Most notably, P-1µM tissues displayed statistically significant smaller RT50 than C-1µM tissues, both with acute administration of 1 µM danicamtiv (0.1347±0.007 [n=8] vs. 0.1565±0.007 s [n=4]; p=0.0093) and in 0.01% DMSO (0.1231±0.005 [n=8] vs. 0.1334±0.005 s [n=6]; p=0.0447) (Figure 3). This indicates that cardiac muscle that has been intermittently treated with danicamtiv provides a faster, more physiological relaxation time during both ‘treatment’ and ‘washout’ periods, compared to that treated with a constant dose.
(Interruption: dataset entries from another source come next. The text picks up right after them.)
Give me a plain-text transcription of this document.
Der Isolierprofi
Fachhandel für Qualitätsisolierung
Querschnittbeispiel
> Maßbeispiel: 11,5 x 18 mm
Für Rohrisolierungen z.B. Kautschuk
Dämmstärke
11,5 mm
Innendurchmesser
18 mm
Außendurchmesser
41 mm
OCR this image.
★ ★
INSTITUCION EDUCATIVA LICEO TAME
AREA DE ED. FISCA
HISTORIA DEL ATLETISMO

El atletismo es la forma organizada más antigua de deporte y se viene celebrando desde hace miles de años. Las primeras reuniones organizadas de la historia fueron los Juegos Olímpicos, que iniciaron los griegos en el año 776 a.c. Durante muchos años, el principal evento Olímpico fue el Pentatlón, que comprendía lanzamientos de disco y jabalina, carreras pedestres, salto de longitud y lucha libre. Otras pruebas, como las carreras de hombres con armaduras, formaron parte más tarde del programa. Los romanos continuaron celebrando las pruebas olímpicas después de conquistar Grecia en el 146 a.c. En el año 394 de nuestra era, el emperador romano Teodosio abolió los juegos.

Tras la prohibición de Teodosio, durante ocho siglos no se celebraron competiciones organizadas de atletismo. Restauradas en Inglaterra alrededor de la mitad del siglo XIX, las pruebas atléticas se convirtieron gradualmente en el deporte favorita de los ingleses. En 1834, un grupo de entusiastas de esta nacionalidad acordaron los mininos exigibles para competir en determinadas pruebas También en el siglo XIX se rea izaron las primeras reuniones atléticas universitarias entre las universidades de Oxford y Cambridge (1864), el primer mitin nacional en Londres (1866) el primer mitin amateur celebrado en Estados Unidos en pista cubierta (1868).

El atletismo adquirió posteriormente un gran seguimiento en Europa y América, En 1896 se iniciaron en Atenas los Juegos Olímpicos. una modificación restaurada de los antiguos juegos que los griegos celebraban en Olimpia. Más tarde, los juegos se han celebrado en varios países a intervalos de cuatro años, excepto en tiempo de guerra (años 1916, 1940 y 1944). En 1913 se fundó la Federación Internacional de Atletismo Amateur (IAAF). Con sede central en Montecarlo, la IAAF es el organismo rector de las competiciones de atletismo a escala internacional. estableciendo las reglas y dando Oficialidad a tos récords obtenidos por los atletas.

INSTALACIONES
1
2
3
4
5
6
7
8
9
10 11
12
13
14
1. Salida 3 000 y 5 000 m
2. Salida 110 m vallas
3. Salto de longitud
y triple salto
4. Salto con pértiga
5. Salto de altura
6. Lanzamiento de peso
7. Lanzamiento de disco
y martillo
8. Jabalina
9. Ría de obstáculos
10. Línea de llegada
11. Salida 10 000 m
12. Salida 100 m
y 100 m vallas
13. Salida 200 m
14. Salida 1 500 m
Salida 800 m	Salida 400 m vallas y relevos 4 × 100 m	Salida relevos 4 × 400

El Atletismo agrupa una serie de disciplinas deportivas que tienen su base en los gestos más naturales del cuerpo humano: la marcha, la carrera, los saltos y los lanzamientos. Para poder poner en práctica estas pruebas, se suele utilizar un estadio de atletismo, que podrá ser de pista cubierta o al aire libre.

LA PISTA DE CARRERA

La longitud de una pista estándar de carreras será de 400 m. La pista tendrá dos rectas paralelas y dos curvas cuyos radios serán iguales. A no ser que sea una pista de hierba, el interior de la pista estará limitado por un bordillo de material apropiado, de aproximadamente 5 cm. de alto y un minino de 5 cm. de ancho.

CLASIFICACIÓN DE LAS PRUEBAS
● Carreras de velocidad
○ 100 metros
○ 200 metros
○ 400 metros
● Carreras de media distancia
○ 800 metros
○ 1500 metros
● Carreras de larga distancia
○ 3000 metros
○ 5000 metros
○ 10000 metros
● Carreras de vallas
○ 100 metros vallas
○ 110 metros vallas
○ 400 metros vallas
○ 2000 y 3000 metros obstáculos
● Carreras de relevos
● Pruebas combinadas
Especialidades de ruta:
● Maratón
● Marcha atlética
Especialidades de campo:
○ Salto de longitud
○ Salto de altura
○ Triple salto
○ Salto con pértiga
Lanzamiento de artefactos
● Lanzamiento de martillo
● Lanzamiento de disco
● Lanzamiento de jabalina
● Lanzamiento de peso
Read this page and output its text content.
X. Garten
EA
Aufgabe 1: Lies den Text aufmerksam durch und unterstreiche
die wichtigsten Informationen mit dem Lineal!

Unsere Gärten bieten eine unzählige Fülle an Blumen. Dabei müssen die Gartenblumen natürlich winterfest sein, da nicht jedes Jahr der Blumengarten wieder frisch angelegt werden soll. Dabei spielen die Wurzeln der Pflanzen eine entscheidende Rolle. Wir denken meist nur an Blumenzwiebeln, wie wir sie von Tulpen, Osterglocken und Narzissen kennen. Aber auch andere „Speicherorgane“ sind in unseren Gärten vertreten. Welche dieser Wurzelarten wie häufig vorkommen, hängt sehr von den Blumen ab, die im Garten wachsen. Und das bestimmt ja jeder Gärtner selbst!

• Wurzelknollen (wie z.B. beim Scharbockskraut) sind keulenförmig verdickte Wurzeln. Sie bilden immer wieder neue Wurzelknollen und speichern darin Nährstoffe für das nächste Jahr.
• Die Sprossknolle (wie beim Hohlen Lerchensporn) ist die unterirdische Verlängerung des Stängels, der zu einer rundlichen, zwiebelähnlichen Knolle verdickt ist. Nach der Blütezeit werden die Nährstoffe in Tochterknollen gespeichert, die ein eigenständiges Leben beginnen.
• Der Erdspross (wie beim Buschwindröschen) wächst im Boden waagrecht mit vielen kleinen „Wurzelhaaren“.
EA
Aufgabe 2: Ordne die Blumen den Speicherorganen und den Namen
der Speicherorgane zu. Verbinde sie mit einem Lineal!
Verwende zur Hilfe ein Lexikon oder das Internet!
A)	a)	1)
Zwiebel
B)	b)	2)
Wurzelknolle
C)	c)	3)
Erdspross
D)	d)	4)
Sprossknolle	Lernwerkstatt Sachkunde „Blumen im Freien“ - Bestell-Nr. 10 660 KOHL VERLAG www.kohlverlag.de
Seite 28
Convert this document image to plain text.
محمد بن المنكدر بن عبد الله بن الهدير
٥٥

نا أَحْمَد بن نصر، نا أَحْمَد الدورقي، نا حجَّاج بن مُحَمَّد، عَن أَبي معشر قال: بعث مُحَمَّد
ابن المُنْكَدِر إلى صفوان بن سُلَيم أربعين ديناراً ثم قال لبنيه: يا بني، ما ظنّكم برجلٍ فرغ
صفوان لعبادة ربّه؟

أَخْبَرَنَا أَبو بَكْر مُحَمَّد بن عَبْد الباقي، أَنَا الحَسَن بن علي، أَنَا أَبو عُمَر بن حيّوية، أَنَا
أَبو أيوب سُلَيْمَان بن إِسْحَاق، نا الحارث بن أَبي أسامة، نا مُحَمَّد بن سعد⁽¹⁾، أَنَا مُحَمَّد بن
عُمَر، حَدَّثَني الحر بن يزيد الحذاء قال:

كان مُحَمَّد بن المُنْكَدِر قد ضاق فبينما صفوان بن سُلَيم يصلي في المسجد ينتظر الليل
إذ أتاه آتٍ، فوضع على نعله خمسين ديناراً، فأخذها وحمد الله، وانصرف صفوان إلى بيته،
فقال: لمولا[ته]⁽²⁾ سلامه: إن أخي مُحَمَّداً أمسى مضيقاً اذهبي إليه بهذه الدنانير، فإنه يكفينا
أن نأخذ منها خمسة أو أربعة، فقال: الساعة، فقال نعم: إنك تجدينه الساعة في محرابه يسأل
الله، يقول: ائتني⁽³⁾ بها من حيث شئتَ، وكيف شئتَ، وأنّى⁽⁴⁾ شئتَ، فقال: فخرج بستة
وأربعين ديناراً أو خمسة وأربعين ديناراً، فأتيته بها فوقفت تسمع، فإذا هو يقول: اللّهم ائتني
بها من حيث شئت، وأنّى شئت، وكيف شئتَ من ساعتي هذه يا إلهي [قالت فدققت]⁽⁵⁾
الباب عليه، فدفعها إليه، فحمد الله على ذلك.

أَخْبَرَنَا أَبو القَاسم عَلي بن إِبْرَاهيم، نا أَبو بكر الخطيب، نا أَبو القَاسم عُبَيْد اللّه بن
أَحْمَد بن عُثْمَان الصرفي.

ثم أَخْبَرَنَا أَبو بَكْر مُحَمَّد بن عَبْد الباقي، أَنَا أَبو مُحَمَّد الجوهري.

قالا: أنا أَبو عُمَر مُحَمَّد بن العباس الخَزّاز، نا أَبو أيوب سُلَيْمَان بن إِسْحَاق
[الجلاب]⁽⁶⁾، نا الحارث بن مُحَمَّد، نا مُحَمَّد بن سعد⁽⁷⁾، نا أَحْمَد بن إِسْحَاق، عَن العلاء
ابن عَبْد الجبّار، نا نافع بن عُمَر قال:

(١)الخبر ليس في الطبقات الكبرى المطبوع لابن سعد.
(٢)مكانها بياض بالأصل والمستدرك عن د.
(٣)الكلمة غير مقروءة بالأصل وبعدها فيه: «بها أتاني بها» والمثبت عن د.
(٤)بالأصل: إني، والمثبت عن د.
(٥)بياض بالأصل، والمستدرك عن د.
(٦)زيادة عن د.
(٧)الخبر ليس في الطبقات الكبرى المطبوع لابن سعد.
In a human heart, faster diastolic kinetics would allow for increased filling of the ventricle, permitting more pumping of blood to peripheral tissues.
Forthcoming data include western blotting to compare the ratio of myosin to a housekeeping protein and measurements of cross-sectional area with OCT to investigate remodeling of the extracellular matrix and calculate stress. We also intend to perform RNA sequencing to compare the transcriptome during the end of a ‘pulse treatment’ with that at the end of a ‘washout’.
Acknowledgements (Optional): Special thanks to the Amgen Foundation and Yale BioMed SURF for funding my summer research experience, to Dr. Stuart G. Campbell for his constant mentorship and unwavering support, and to our wonderful stem cell technician Xia Li, for preparing and differentiating the various stem cell lines used in our laboratory.